“I didn’t pick up on the hints for a Valentine gift” This is coming from the man who claims he can tell what a woman is thinking by the way she plays with her hair or holds her drink. First of all, show me the woman who is twirling her hair thinking only “Come and get me big boy” and I will show you a man in drag. Wake up boys, don’t you realize that the hair twirling is actually saying “Well, he’s not that bad, I guess if we were the only two people on earth, I wonder if Jane got my email, I wonder what I am going to wear to work tomorrow, Geez, is he still looking at me, I should have gotten the bigger size of pantyhose, did I set the timer on the coffee pot, he is still looking at me I guess I should give it a shot, good grief, what is this in my hair anyways”

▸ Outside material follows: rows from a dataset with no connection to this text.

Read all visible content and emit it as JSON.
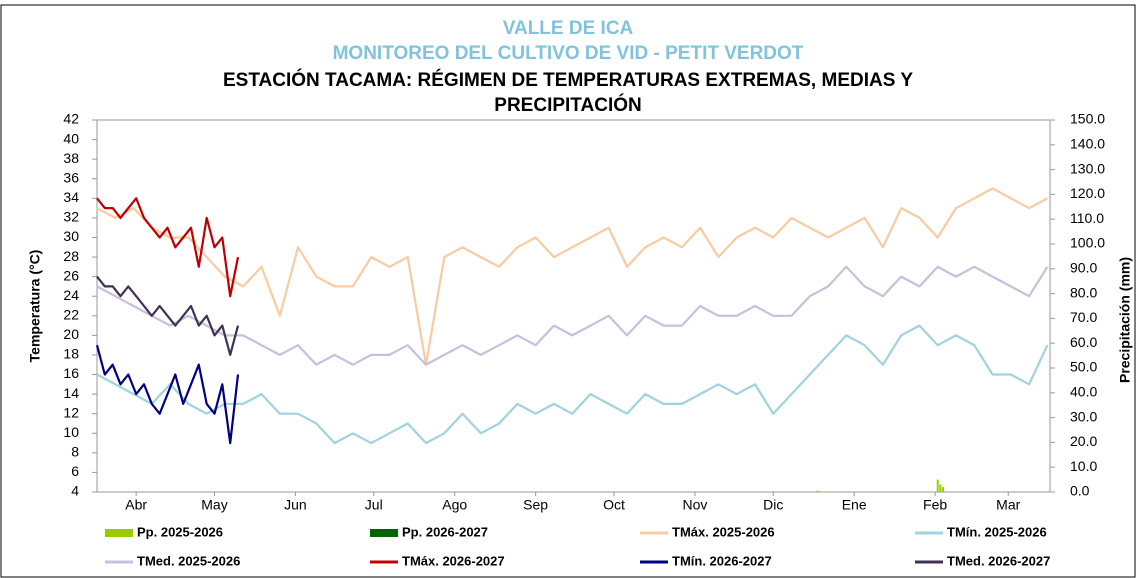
{
  "chart_data": {
    "type": "line",
    "title_1": "VALLE DE ICA",
    "title_2": "MONITOREO DEL CULTIVO DE VID - PETIT VERDOT",
    "title": "ESTACIÓN TACAMA: RÉGIMEN DE TEMPERATURAS EXTREMAS, MEDIAS Y PRECIPITACIÓN",
    "ylabel": "Temperatura (°C)",
    "y2label": "Precipitación (mm)",
    "xlim": [
      0,
      365
    ],
    "xticks": [
      {
        "value": 15,
        "label": "Abr"
      },
      {
        "value": 45,
        "label": "May"
      },
      {
        "value": 76,
        "label": "Jun"
      },
      {
        "value": 106,
        "label": "Jul"
      },
      {
        "value": 137,
        "label": "Ago"
      },
      {
        "value": 168,
        "label": "Sep"
      },
      {
        "value": 198,
        "label": "Oct"
      },
      {
        "value": 229,
        "label": "Nov"
      },
      {
        "value": 259,
        "label": "Dic"
      },
      {
        "value": 290,
        "label": "Ene"
      },
      {
        "value": 321,
        "label": "Feb"
      },
      {
        "value": 349,
        "label": "Mar"
      }
    ],
    "ylim": [
      4,
      42
    ],
    "yticks": [
      4,
      6,
      8,
      10,
      12,
      14,
      16,
      18,
      20,
      22,
      24,
      26,
      28,
      30,
      32,
      34,
      36,
      38,
      40,
      42
    ],
    "y2lim": [
      0,
      150
    ],
    "y2ticks": [
      {
        "value": 0,
        "label": "0.0"
      },
      {
        "value": 10,
        "label": "10.0"
      },
      {
        "value": 20,
        "label": "20.0"
      },
      {
        "value": 30,
        "label": "30.0"
      },
      {
        "value": 40,
        "label": "40.0"
      },
      {
        "value": 50,
        "label": "50.0"
      },
      {
        "value": 60,
        "label": "60.0"
      },
      {
        "value": 70,
        "label": "70.0"
      },
      {
        "value": 80,
        "label": "80.0"
      },
      {
        "value": 90,
        "label": "90.0"
      },
      {
        "value": 100,
        "label": "100.0"
      },
      {
        "value": 110,
        "label": "110.0"
      },
      {
        "value": 120,
        "label": "120.0"
      },
      {
        "value": 130,
        "label": "130.0"
      },
      {
        "value": 140,
        "label": "140.0"
      },
      {
        "value": 150,
        "label": "150.0"
      }
    ],
    "series": [
      {
        "name": "Pp. 2025-2026",
        "type": "bar",
        "axis": "y2",
        "color": "#99cc00",
        "x": [
          276,
          322,
          323,
          324
        ],
        "values": [
          0.5,
          5,
          3,
          2
        ]
      },
      {
        "name": "Pp. 2026-2027",
        "type": "bar",
        "axis": "y2",
        "color": "#006400",
        "x": [],
        "values": []
      },
      {
        "name": "TMáx. 2025-2026",
        "type": "line",
        "color": "#f9cba0",
        "x": [
          0,
          7,
          14,
          21,
          28,
          35,
          42,
          49,
          56,
          63,
          70,
          77,
          84,
          91,
          98,
          105,
          112,
          119,
          126,
          133,
          140,
          147,
          154,
          161,
          168,
          175,
          182,
          189,
          196,
          203,
          210,
          217,
          224,
          231,
          238,
          245,
          252,
          259,
          266,
          273,
          280,
          287,
          294,
          301,
          308,
          315,
          322,
          329,
          336,
          343,
          350,
          357,
          364
        ],
        "values": [
          33,
          32,
          33,
          31,
          30,
          30,
          28,
          26,
          25,
          27,
          22,
          29,
          26,
          25,
          25,
          28,
          27,
          28,
          17,
          28,
          29,
          28,
          27,
          29,
          30,
          28,
          29,
          30,
          31,
          27,
          29,
          30,
          29,
          31,
          28,
          30,
          31,
          30,
          32,
          31,
          30,
          31,
          32,
          29,
          33,
          32,
          30,
          33,
          34,
          35,
          34,
          33,
          34
        ]
      },
      {
        "name": "TMín. 2025-2026",
        "type": "line",
        "color": "#9fd3de",
        "x": [
          0,
          7,
          14,
          21,
          28,
          35,
          42,
          49,
          56,
          63,
          70,
          77,
          84,
          91,
          98,
          105,
          112,
          119,
          126,
          133,
          140,
          147,
          154,
          161,
          168,
          175,
          182,
          189,
          196,
          203,
          210,
          217,
          224,
          231,
          238,
          245,
          252,
          259,
          266,
          273,
          280,
          287,
          294,
          301,
          308,
          315,
          322,
          329,
          336,
          343,
          350,
          357,
          364
        ],
        "values": [
          16,
          15,
          14,
          13,
          15,
          13,
          12,
          13,
          13,
          14,
          12,
          12,
          11,
          9,
          10,
          9,
          10,
          11,
          9,
          10,
          12,
          10,
          11,
          13,
          12,
          13,
          12,
          14,
          13,
          12,
          14,
          13,
          13,
          14,
          15,
          14,
          15,
          12,
          14,
          16,
          18,
          20,
          19,
          17,
          20,
          21,
          19,
          20,
          19,
          16,
          16,
          15,
          19
        ]
      },
      {
        "name": "TMed. 2025-2026",
        "type": "line",
        "color": "#c9bfdc",
        "x": [
          0,
          7,
          14,
          21,
          28,
          35,
          42,
          49,
          56,
          63,
          70,
          77,
          84,
          91,
          98,
          105,
          112,
          119,
          126,
          133,
          140,
          147,
          154,
          161,
          168,
          175,
          182,
          189,
          196,
          203,
          210,
          217,
          224,
          231,
          238,
          245,
          252,
          259,
          266,
          273,
          280,
          287,
          294,
          301,
          308,
          315,
          322,
          329,
          336,
          343,
          350,
          357,
          364
        ],
        "values": [
          25,
          24,
          23,
          22,
          21,
          22,
          21,
          20,
          20,
          19,
          18,
          19,
          17,
          18,
          17,
          18,
          18,
          19,
          17,
          18,
          19,
          18,
          19,
          20,
          19,
          21,
          20,
          21,
          22,
          20,
          22,
          21,
          21,
          23,
          22,
          22,
          23,
          22,
          22,
          24,
          25,
          27,
          25,
          24,
          26,
          25,
          27,
          26,
          27,
          26,
          25,
          24,
          27
        ]
      },
      {
        "name": "TMáx. 2026-2027",
        "type": "line",
        "color": "#c00000",
        "x": [
          0,
          3,
          6,
          9,
          12,
          15,
          18,
          21,
          24,
          27,
          30,
          33,
          36,
          39,
          42,
          45,
          48,
          51,
          54
        ],
        "values": [
          34,
          33,
          33,
          32,
          33,
          34,
          32,
          31,
          30,
          31,
          29,
          30,
          31,
          27,
          32,
          29,
          30,
          24,
          28
        ]
      },
      {
        "name": "TMín. 2026-2027",
        "type": "line",
        "color": "#000080",
        "x": [
          0,
          3,
          6,
          9,
          12,
          15,
          18,
          21,
          24,
          27,
          30,
          33,
          36,
          39,
          42,
          45,
          48,
          51,
          54
        ],
        "values": [
          19,
          16,
          17,
          15,
          16,
          14,
          15,
          13,
          12,
          14,
          16,
          13,
          15,
          17,
          13,
          12,
          15,
          9,
          16
        ]
      },
      {
        "name": "TMed. 2026-2027",
        "type": "line",
        "color": "#403152",
        "x": [
          0,
          3,
          6,
          9,
          12,
          15,
          18,
          21,
          24,
          27,
          30,
          33,
          36,
          39,
          42,
          45,
          48,
          51,
          54
        ],
        "values": [
          26,
          25,
          25,
          24,
          25,
          24,
          23,
          22,
          23,
          22,
          21,
          22,
          23,
          21,
          22,
          20,
          21,
          18,
          21
        ]
      }
    ]
  }
}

So I figure I will test out this “I can’t pick up on hints” excuse. I go to the bathroom, put on a little lip gloss and go back in the living room and say “I got my legs all shaved” Eureeka, the eyes light up, the lips curl into a sly smile and one eyebrow raises coyly. “Yup, you are busted big boy” The only hint you are catching now is the hint of my lotion past your nose as I pass you and go straight to bed. Alone.
The child on the other hand has been celebrating Valentine’s Day for two weeks straight. Everyday there is a new valentine in the mail and I have been sharing my box of chocolates I secretly bought myself when I bought his card 3 weeks ago. I gave her the new puppy dog covered in hearts and the card I have been reminding him to sign for 2 weeks that still just says “I love you Valentine, From Mommy” I suppose I will scrawl his name on it before I put it in her memory trunk.
When it comes down to true feelings, I know that I am his sweetheart. I really don’t need the material things to prove it. He shows it to me each and every day that he works hard to provide for us, coming up with new strategies for success in our business, being home every night, remembering I only like two ice cubes in my cola, not saying anything about the doll collection in our bedroom, listening to my dreams, supporting my endeavors and comforting my fears. Those other 364 days in the year makes up for the one day he fails at showering me with Hallmark words and mass produced chocolates.
I am thinking that next year I will demand payment up front when I twirl my hair.